Dan grabbed for a handhold as Savo corkscrewed like an old, cunning bronc. Stared out at a massive sea as the bow lifted, then plowed deep, blasting loose a long veil of wavering spray that dimpled the rolling pools on the forecastle like a heavy downpour. Letting it “burn out”? With China invading Bhutan, an Indian ally? Or were those the “developments elsewhere”? “Uh… copy that. Backing away. Over.”

“You should be headed south to meet up with Strike One to fuel. Then you’ll be detached for further duty. At least, that’s the plan so far. Could change. You heard, about the Indian blockade announcement?”

“This is Savo. Affirmative.”

“The latest on that. Hasn’t hit the open media yet. But the Chinese announced they’re not recognizing it. Over.”

Dan hesitated, then clicked Transmit. “This is Savo. Not sure I got that right. Not ‘recognizing’ it? Over.”

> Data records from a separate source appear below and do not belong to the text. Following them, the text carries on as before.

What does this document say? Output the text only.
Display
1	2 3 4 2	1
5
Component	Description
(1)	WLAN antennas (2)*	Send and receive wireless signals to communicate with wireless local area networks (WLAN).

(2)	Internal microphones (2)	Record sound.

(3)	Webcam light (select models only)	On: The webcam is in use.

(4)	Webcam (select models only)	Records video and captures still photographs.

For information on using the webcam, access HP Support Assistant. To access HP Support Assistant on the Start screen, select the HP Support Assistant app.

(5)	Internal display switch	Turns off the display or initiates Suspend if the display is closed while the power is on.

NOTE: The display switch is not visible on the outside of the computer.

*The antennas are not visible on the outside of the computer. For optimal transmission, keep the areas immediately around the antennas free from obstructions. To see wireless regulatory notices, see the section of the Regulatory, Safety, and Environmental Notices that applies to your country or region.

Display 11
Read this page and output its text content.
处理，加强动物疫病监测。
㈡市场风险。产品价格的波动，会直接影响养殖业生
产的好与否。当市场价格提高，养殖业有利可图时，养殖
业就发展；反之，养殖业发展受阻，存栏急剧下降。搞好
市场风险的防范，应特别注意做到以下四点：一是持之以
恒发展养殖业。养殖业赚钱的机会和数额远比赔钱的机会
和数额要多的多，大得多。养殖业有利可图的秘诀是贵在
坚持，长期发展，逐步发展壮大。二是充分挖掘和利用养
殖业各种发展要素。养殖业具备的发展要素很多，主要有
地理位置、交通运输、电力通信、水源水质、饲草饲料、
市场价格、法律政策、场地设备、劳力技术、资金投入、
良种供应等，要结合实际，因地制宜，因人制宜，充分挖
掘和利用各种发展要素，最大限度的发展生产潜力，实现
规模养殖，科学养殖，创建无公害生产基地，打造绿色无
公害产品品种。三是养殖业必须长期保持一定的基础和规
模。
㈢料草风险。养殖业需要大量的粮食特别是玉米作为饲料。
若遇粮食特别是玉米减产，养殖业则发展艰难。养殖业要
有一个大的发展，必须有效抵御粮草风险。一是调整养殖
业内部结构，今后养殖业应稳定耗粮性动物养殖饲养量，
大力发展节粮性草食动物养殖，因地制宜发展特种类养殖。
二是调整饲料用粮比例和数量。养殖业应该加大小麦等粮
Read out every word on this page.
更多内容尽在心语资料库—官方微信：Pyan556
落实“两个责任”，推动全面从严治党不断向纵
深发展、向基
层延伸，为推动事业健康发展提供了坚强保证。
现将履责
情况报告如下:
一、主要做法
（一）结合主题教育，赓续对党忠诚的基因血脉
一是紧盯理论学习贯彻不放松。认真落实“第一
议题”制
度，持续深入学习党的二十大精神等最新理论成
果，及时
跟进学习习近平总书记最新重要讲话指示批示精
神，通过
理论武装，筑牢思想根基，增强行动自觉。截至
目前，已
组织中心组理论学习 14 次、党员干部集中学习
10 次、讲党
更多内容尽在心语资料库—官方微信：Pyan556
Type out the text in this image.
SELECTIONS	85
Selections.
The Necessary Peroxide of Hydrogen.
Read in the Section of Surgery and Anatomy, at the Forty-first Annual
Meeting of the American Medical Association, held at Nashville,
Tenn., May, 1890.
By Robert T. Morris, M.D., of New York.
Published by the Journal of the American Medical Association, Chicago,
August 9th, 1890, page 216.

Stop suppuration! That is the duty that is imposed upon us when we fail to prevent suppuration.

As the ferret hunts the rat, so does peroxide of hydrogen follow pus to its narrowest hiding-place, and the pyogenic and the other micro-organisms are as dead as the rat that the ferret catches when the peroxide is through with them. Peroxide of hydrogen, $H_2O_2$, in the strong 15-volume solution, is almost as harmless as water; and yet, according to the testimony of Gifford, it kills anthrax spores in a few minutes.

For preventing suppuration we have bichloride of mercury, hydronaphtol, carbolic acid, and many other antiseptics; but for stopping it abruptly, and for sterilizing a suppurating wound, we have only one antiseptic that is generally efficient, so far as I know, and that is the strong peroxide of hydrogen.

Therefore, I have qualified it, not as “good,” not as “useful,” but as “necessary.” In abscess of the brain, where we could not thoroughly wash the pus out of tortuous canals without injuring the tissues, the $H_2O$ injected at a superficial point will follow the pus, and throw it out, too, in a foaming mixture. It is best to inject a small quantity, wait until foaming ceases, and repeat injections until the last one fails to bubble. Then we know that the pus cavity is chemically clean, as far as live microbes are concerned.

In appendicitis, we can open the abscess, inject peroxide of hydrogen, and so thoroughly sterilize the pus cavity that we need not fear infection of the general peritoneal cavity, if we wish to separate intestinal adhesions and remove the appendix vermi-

“That a blockade is illegal under international law. So they’ll break it, quote, by any means necessary, unquote.” A pause, during which the sync hissed, then, “Zhang says he’s only supporting Pakistan, but… Any means necessary. So, you can understand — a lot of our plans are in flux right now.” A pause. “How copy? Over.”

He took a deep breath, fighting a sense of doom. Most of China’s energy, oil and liquefied natural gas, moved through the Indian Ocean. The Indians had threatened to sever that pipeline. And the Chinese had just announced they’d fight to defend it. “Savo. Copy all. Do you know where they intend to send us? Over.”

“This is CentCom. It is possible satcomm has been compromised. Minimize transmissions on this net. Over.”

Dan lowered the handset, shocked. If voice satellite communications were no longer secure, all fleet comms were endangered. He wanted to ask why they suspected compromise, but the other wouldn’t say, even if he knew. Not on a no-longer-trustworthy circuit. “This is Savo. Roger all, but we have no orders to leave oparea. Over.”